For a change, there was one very ordinary and unheroic player I identified with one day. It was the year 1997. India was playing New Zealand in the Independence Cup. New Zealand batted first. I do not recall how much they scored. At one point during the Indian rejoinder Sachin and Ganguly were batting together. Then the ball was tossed to Simon Doull, a nondescript medium pacer I had never heard off before. He went on to bowl a disastrous five overs peppered with wide after wide, many of them consecutive. By the time he was taken off the attack he had given away fifty-two runs. The crowd was booing him and I could see on the television screen that he is teary eyed. I remembered the day when I had walked back home lonesome through a drizzle. I knew then and I know now what it is like not to be a hero, for I am not one too.
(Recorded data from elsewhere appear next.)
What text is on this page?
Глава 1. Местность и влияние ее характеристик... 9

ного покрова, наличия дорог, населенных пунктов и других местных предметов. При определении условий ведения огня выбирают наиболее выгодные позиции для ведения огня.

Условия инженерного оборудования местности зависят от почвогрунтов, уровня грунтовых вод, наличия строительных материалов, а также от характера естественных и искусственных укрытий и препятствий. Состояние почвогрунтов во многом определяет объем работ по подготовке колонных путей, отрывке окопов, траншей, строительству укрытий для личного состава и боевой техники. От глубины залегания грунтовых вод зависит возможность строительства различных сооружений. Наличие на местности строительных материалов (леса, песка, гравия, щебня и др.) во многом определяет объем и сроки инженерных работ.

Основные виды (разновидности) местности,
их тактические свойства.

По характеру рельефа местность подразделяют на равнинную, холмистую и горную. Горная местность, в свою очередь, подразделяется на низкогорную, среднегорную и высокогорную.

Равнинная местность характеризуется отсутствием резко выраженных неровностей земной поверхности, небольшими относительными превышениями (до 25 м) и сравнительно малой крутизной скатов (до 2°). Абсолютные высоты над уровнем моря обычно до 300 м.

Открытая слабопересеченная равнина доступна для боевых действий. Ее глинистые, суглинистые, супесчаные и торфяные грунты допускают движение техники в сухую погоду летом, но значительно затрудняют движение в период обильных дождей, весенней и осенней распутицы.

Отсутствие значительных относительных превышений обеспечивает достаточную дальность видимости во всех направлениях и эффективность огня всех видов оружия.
For a boy of fourteen his heroes are immortal. But today I know that no hero is. Heroes too must be middle aged men one day. One day they must take off their armor and hobble into the sunset with a sour shoulder and crow’s feet at the corners of the eyes. And this heals the ache of not being a hero or of seeing the heroes crumble. Heroes must be forgiven if they do. Heroism is but a few discrete and difficult moments. And those moments can never be forever.
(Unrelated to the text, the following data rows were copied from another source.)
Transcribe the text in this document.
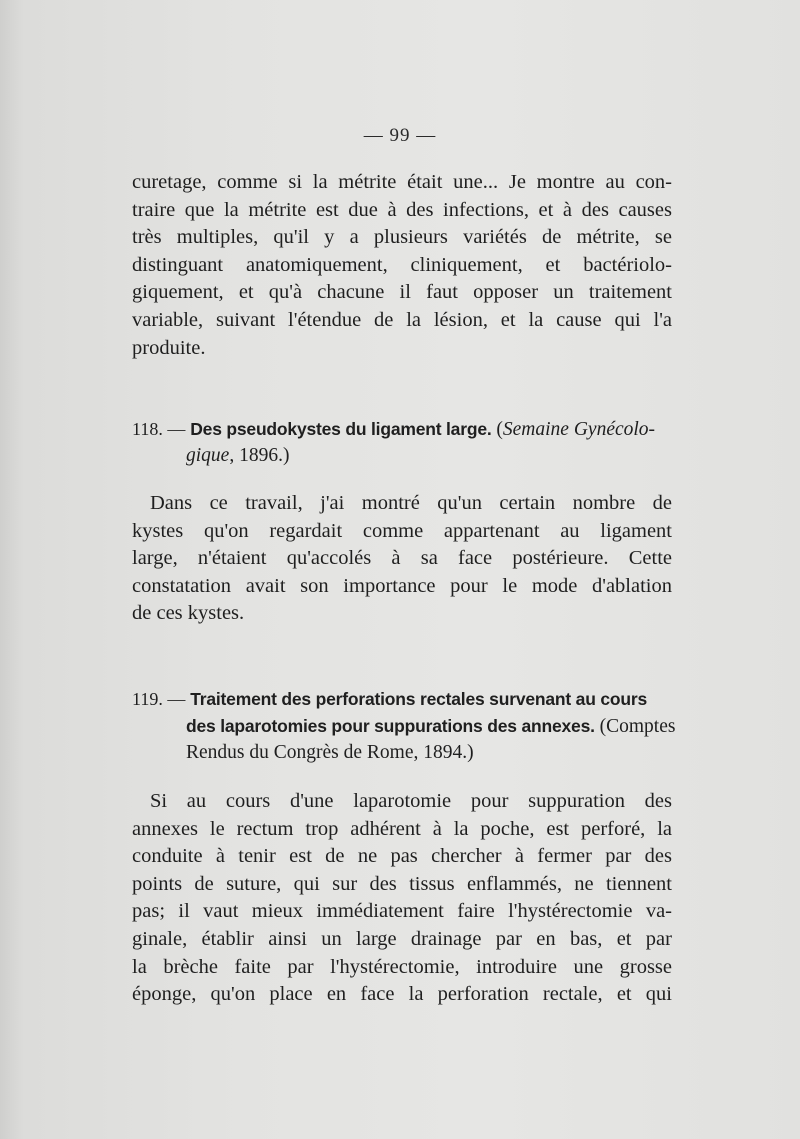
— 99 —
curetage, comme si la métrite était une... Je montre au con-
traire que la métrite est due à des infections, et à des causes
très multiples, qu'il y a plusieurs variétés de métrite, se
distinguant anatomiquement, cliniquement, et bactériolo-
giquement, et qu'à chacune il faut opposer un traitement
variable, suivant l'étendue de la lésion, et la cause qui l'a
produite.
118. — Des pseudokystes du ligament large. (Semaine Gynécolo-
gique, 1896.)
Dans ce travail, j'ai montré qu'un certain nombre de
kystes qu'on regardait comme appartenant au ligament
large, n'étaient qu'accolés à sa face postérieure. Cette
constatation avait son importance pour le mode d'ablation
de ces kystes.
119. — Traitement des perforations rectales survenant au cours
des laparotomies pour suppurations des annexes. (Comptes
Rendus du Congrès de Rome, 1894.)
Si au cours d'une laparotomie pour suppuration des
annexes le rectum trop adhérent à la poche, est perforé, la
conduite à tenir est de ne pas chercher à fermer par des
points de suture, qui sur des tissus enflammés, ne tiennent
pas; il vaut mieux immédiatement faire l'hystérectomie va-
ginale, établir ainsi un large drainage par en bas, et par
la brèche faite par l'hystérectomie, introduire une grosse
éponge, qu'on place en face la perforation rectale, et qui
One day, when we were in the middle of a game, a middle aged tribal gentleman walked into the ground stopping play. “Did you clear this plot my sons?,” he asked us. “We did sir,” we replied to the nabah. “You have done me a very good turn my sons,” he said, “it is I who owns this plot. I wanted to clear it for long but was too lazy to do so. But now that you have done it for me I can plant some ginger here.” We were left quite aghast. We could not imagine ginger growing on the pitch we had laid with so much pain and love. However, the nabah never came back to plant his ginger. Maybe, he was too lazy once again.